Let $\psi: \mathbb{P}^r \times \mathbb{P}^s \to \mathbb{P}^N$ be the Segre embedding with $N = rs + r + s$, as in Hartshorne exercise I.2.14. To be explicit: the image of the pair $([a_0 : \ldots : a_r], [b_0 : \ldots : b_s])$ is $[\ldots : a_ib_j : \ldots]$ in lexicographic order. Let $[z_{00} : \ldots : z_{rs}]$ be homogeneous coordinates on $\mathbb{P}^N$. From the proof that $\operatorname{im} \psi$ is a subvariety of $\mathbb{P}^N$ I know that it is the zero locus of the polynomials $z_{ij}z_{kl} – z_{il}z_{kj}$. But what are the equations for $\psi(X) \subset \mathbb{P}^N$ where $X$ is a subset of $\mathbb{P}^r \times \mathbb{P}^s$ defined in an algebraic way?
More concretely: I have two conics $C = Z(f) \subset \mathbb{P}^2$ and $D^* = Z(g^*) \subset \mathbb{P}^2$ ($D^*$ is the dual conic of the conic $D = Z(g)$).
I want to investigate the structure of the incidence correspondence $X = \{(p,\ell) \in C \times D^* : p \in \ell\}$. This can also be described as the set of pairs $([x:y:z],[a:b:c]) \in \mathbb{P}^2 \times \mathbb{P}^2$ such that $f(x,y,z) = 0$, $g^*(a,b,c) = 0$, and $ax + by + cz = 0$. This embeds into $\mathbb{P}^8$ via the Segre embedding. What are the equations for $\psi(X)$ in $\mathbb{P}^8$?
I know that $\psi(([x:y:z],[a:b:c])) = [ax : bx : cx : ay : by : cy : az : bz : cz]$. Hence (I believe) $\psi(X) = \psi(C \times D^*) \cap Z(z_{00} + z_{11} + z_{22})$. But how do I express $\psi(C \times D^*)$ in terms of these new coordinates? For $C$ do I need $f(z_{00}, z_{10},z_{20}) = 0$, or $f(z_{01},z_{11},z_{21}) = 0$, or $f(z_{02}, z_{12}, z_{22}) = 0$, or something completely different?
Thanks in advance.
Edit: Using the fact that all conics are isomorphic and the 2-uple embedding I can actually assume $C = D^* = \mathbb{P}^1$ (Hartshorne exercise I.3.1(c)).

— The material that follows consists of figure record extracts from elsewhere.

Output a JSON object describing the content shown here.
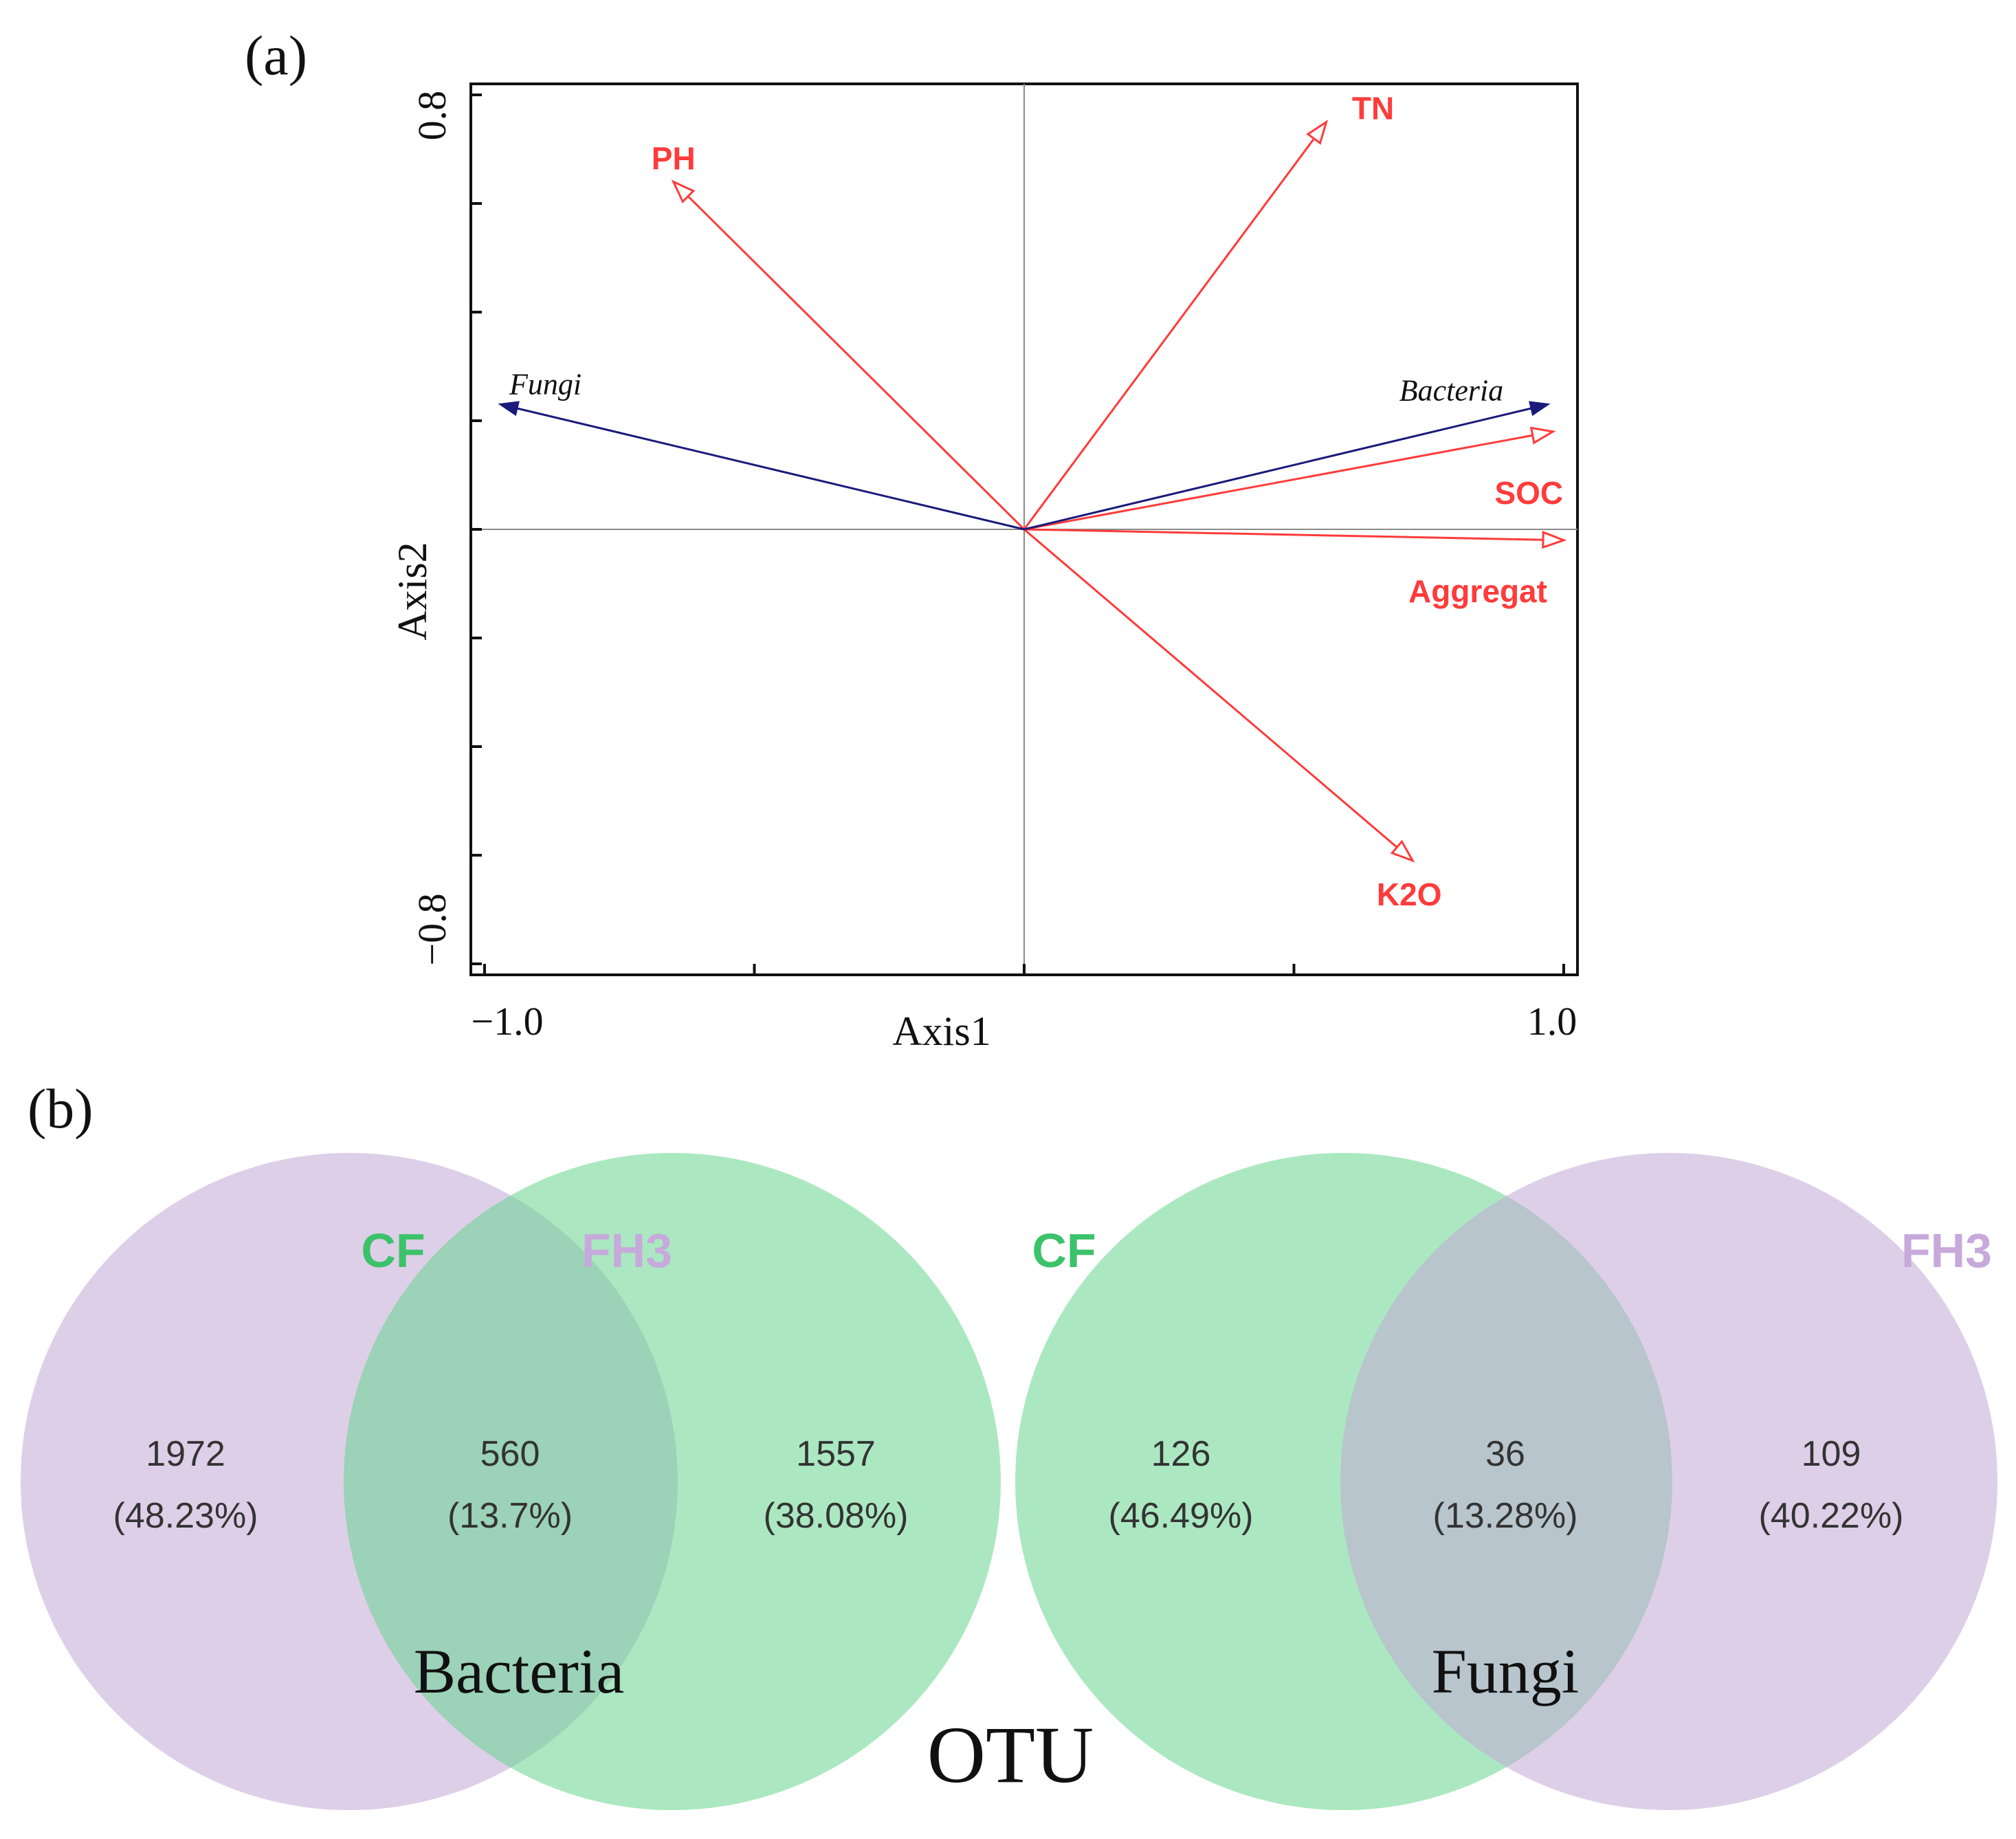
{
  "panel_a_label": "(a)",
  "panel_b_label": "(b)",
  "colors": {
    "env_vectors": "#ff3b3b",
    "species_vectors": "#1a1a7a",
    "cf_circle": "#66d68e",
    "fh3_circle": "#c2a8d6",
    "cf_label": "#3cc26a",
    "fh3_label": "#c7a9dc"
  },
  "chart_data": [
    {
      "type": "biplot",
      "title": "",
      "xlabel": "Axis1",
      "ylabel": "Axis2",
      "xlim": [
        -1.0,
        1.0
      ],
      "ylim": [
        -0.8,
        0.8
      ],
      "x_tick_labels": [
        "−1.0",
        "1.0"
      ],
      "y_tick_labels": [
        "0.8",
        "−0.8"
      ],
      "x_ticks": [
        -1.0,
        -0.5,
        0.0,
        0.5,
        1.0
      ],
      "y_ticks": [
        -0.8,
        -0.6,
        -0.4,
        -0.2,
        0.0,
        0.2,
        0.4,
        0.6,
        0.8
      ],
      "env_vectors": [
        {
          "name": "PH",
          "x": -0.65,
          "y": 0.64
        },
        {
          "name": "TN",
          "x": 0.56,
          "y": 0.75
        },
        {
          "name": "SOC",
          "x": 0.98,
          "y": 0.18
        },
        {
          "name": "Aggregat",
          "x": 1.0,
          "y": -0.02
        },
        {
          "name": "K2O",
          "x": 0.72,
          "y": -0.61
        }
      ],
      "species_vectors": [
        {
          "name": "Fungi",
          "x": -0.97,
          "y": 0.23
        },
        {
          "name": "Bacteria",
          "x": 0.97,
          "y": 0.23
        }
      ]
    },
    {
      "type": "venn",
      "title": "Bacteria",
      "sets": [
        "CF",
        "FH3"
      ],
      "regions": [
        {
          "set": "FH3 only",
          "count": "1972",
          "percent": "(48.23%)"
        },
        {
          "set": "CF ∩ FH3",
          "count": "560",
          "percent": "(13.7%)"
        },
        {
          "set": "CF only",
          "count": "1557",
          "percent": "(38.08%)"
        }
      ]
    },
    {
      "type": "venn",
      "title": "Fungi",
      "sets": [
        "CF",
        "FH3"
      ],
      "regions": [
        {
          "set": "CF only",
          "count": "126",
          "percent": "(46.49%)"
        },
        {
          "set": "CF ∩ FH3",
          "count": "36",
          "percent": "(13.28%)"
        },
        {
          "set": "FH3 only",
          "count": "109",
          "percent": "(40.22%)"
        }
      ]
    }
  ],
  "otu_label": "OTU"
}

What does the incidence correspondence become then, and after the Segre embedding how can it be described in homogeneous coordinates on $\mathbb{P}^3$?
Best Answer
I'll just tell you the equations for cutting out $\psi(C\times \mathbb P^2) $ from the Segre variety $S\subset \mathbb P^8$.

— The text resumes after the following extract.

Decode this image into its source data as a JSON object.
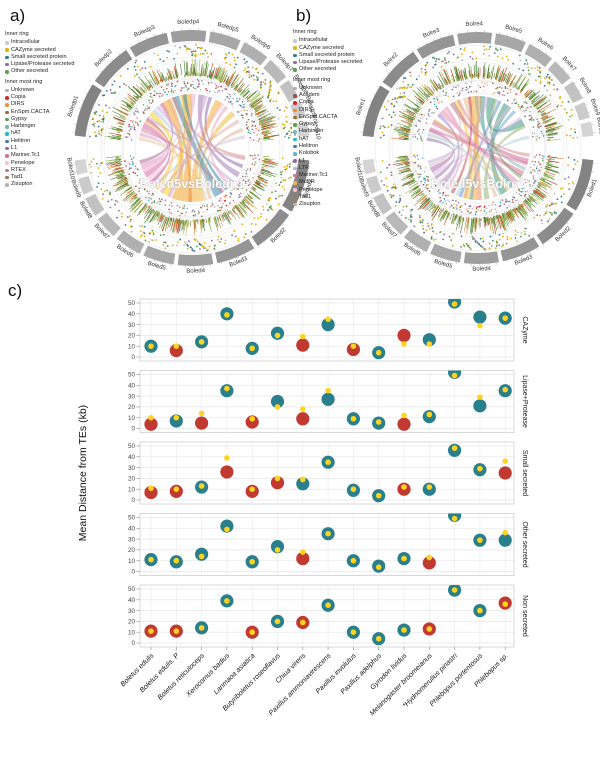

There is a similar result for $\psi(\mathbb P^2 \times D^*)$ and since $\psi(C \times D^*)=\psi(C\times \mathbb P^2)\cap \psi(\mathbb P^2 \times D^*)$ you will be done by adding your perfectly correct equation $z_{00} + z_{11} + z_{22}=0$ .

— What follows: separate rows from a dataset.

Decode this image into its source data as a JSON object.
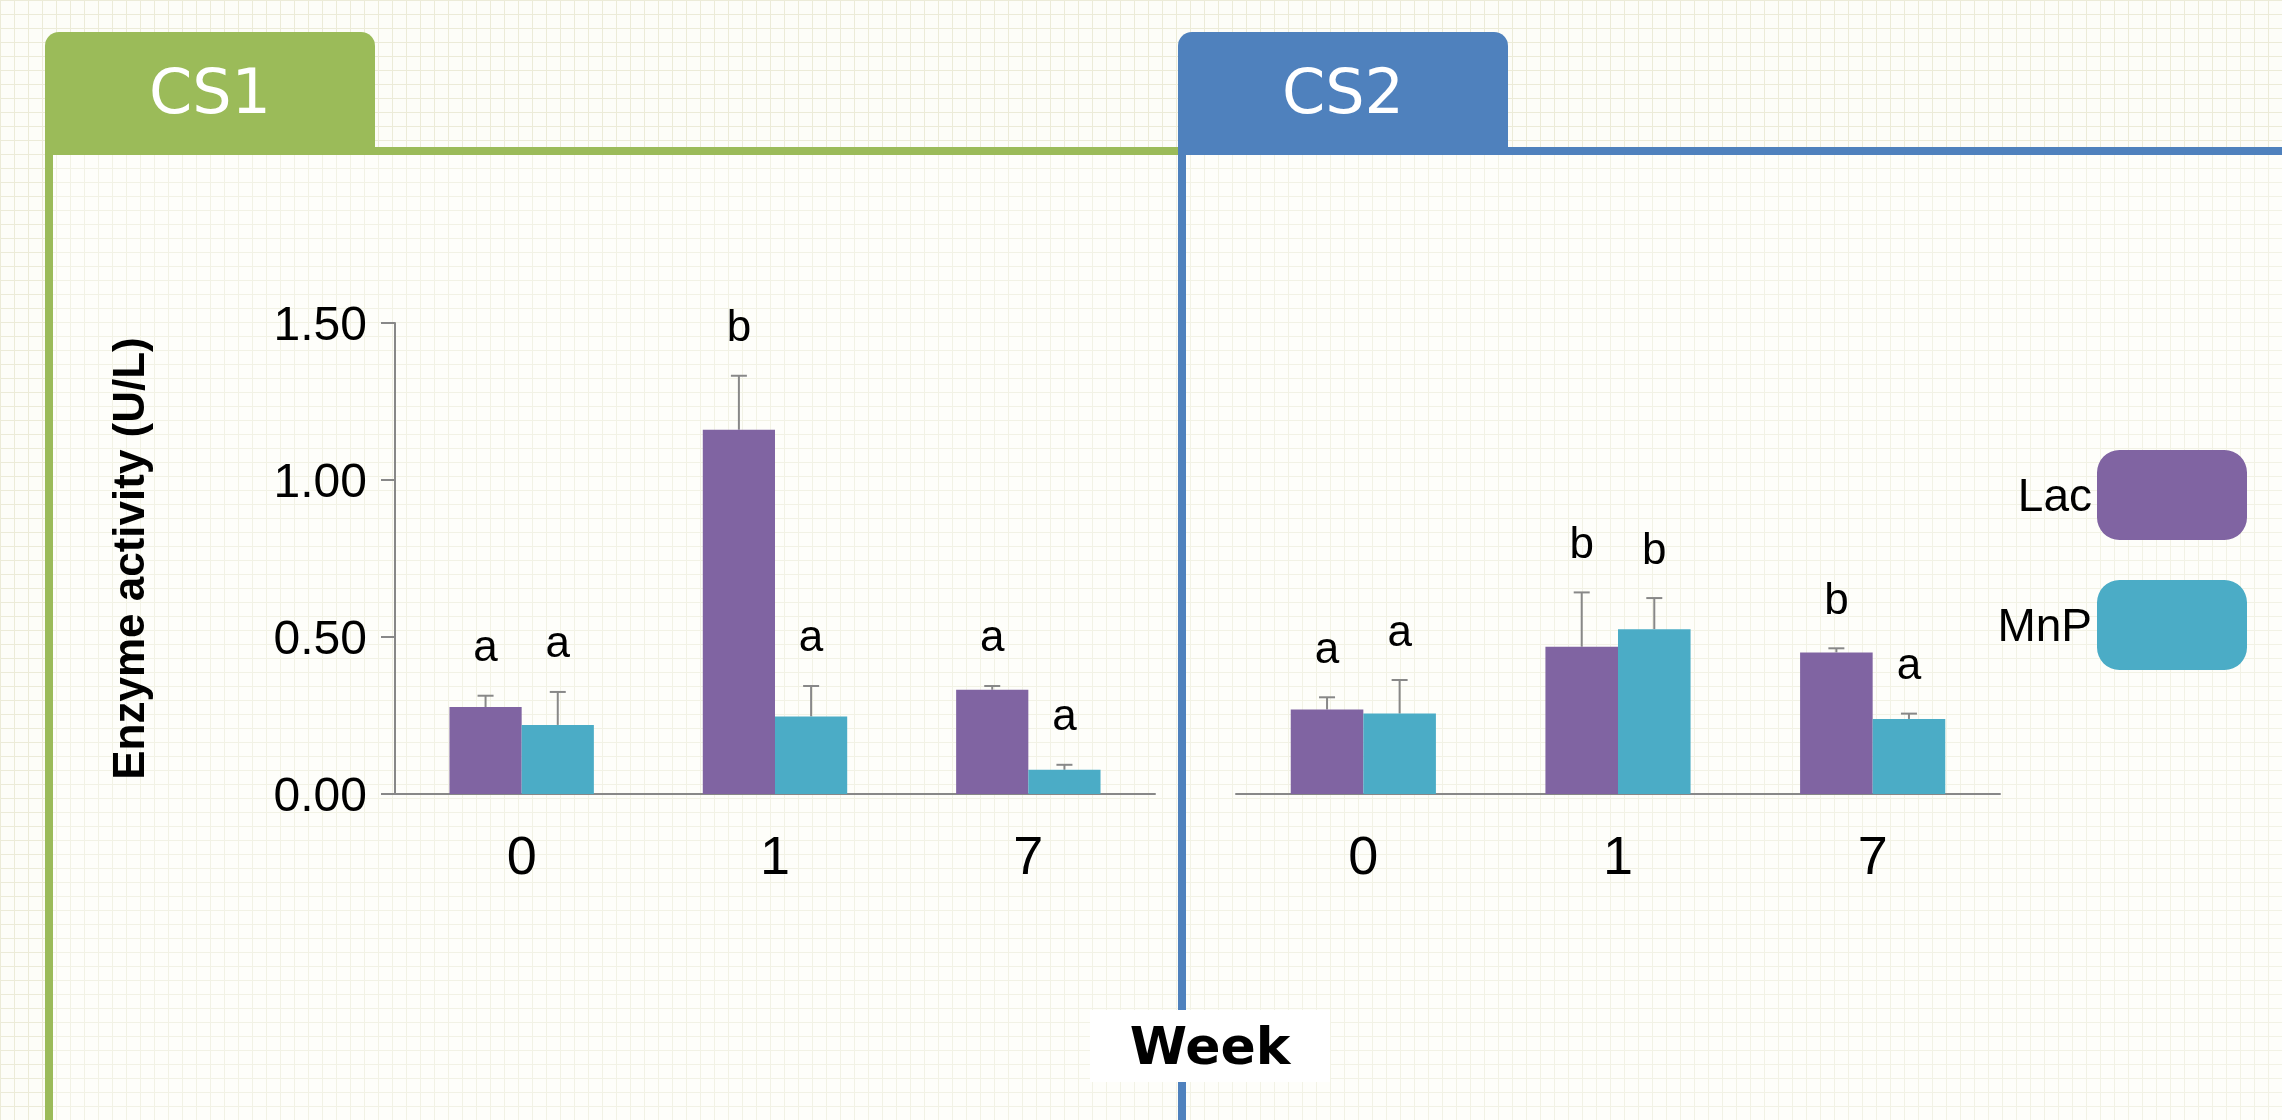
{
  "chart_data": [
    {
      "type": "bar",
      "title": "CS1",
      "xlabel": "Week",
      "ylabel": "Enzyme activity (U/L)",
      "categories": [
        "0",
        "1",
        "7"
      ],
      "series": [
        {
          "color": "#8064a2",
          "values": [
            0.277,
            1.16,
            0.332
          ],
          "errors": [
            [
              0.277,
              0.313
            ],
            [
              1.16,
              1.332
            ],
            [
              0.332,
              0.344
            ]
          ]
        },
        {
          "color": "#4bacc6",
          "values": [
            0.22,
            0.247,
            0.077
          ],
          "errors": [
            [
              0.22,
              0.325
            ],
            [
              0.247,
              0.344
            ],
            [
              0.077,
              0.093
            ]
          ]
        }
      ],
      "ylim": [
        0,
        1.5
      ],
      "yticks": [
        {
          "value": 0,
          "label": "0.00"
        },
        {
          "value": 0.5,
          "label": "0.50"
        },
        {
          "value": 1,
          "label": "1.00"
        },
        {
          "value": 1.5,
          "label": "1.50"
        }
      ],
      "annotations": [
        "a",
        "a",
        "b",
        "a",
        "a",
        "a"
      ],
      "grid": false,
      "color": "#9bbb59"
    },
    {
      "type": "bar",
      "title": "CS2",
      "categories": [
        "0",
        "1",
        "7"
      ],
      "series": [
        {
          "name": "Lac",
          "color": "#8064a2",
          "values": [
            0.269,
            0.469,
            0.451
          ],
          "errors": [
            [
              0.269,
              0.308
            ],
            [
              0.469,
              0.642
            ],
            [
              0.451,
              0.464
            ]
          ]
        },
        {
          "name": "MnP",
          "color": "#4bacc6",
          "values": [
            0.256,
            0.525,
            0.239
          ],
          "errors": [
            [
              0.256,
              0.363
            ],
            [
              0.525,
              0.624
            ],
            [
              0.239,
              0.256
            ]
          ]
        }
      ],
      "ylim": [
        0,
        1.5
      ],
      "tick_labels": "x",
      "annotations": [
        "a",
        "a",
        "b",
        "b",
        "b",
        "a"
      ],
      "legend": "right",
      "grid": false,
      "color": "#4f81bd"
    }
  ]
}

So let's find out $\psi(C\times \mathbb P^2)\subset S=\psi(\mathbb P^2\times \mathbb P^2)\subset \mathbb P^8 \:.$
The diabolical trick is to replace the equation $f(x,y,z)=0$ by the three equations $$f(x,y,z)\cdot a^2=0,f(x,y,z)\cdot b^2=0,f(x,y,z)\cdot c^2=0 $$ The equivalence of this system with $f(x,y,z)=0$ is due to the fact that we can't have simultaneously $a^2=b^2=c^2=0$. The equations in the system can then be translated in equations in the variables $z_{ij}$.
Let's look at an example :
Suppose $f(x,y,z)=xy+yz+zx$. Then we say that $xy+yz+zx=0$ is equivalent to the system $$(xy+yz+zx)\cdot a^2=0,(xy+yz+zx)\cdot b^2=0,(xy+yz+zx)\cdot c^2=0 \quad (SYST) $$
Writing $(xy+yz+zx)\cdot a^2=axay+ayaz+azax$ etc. the above system $(SYST)$ becomes $$z_{00} z_{10} + z_{10}z_{20} +z_{20}z_{00}=0,z_{01} z_{11} + z_{11}z_{21} +z_{21}z_{01}=0, z_{02} z_{12} + z_{12}z_{22} +z_{22}z_{02}=0 $$ These three equations, joined of course to the equations $z_{ij}z_{kl} - z_{il}z_{kj}=0$ for the Segre embedding, define the subvariety $$\psi(C\times \mathbb P^2)\subset S=\psi(\mathbb P^2\times \mathbb P^2)\subset \mathbb P^8 \:.$$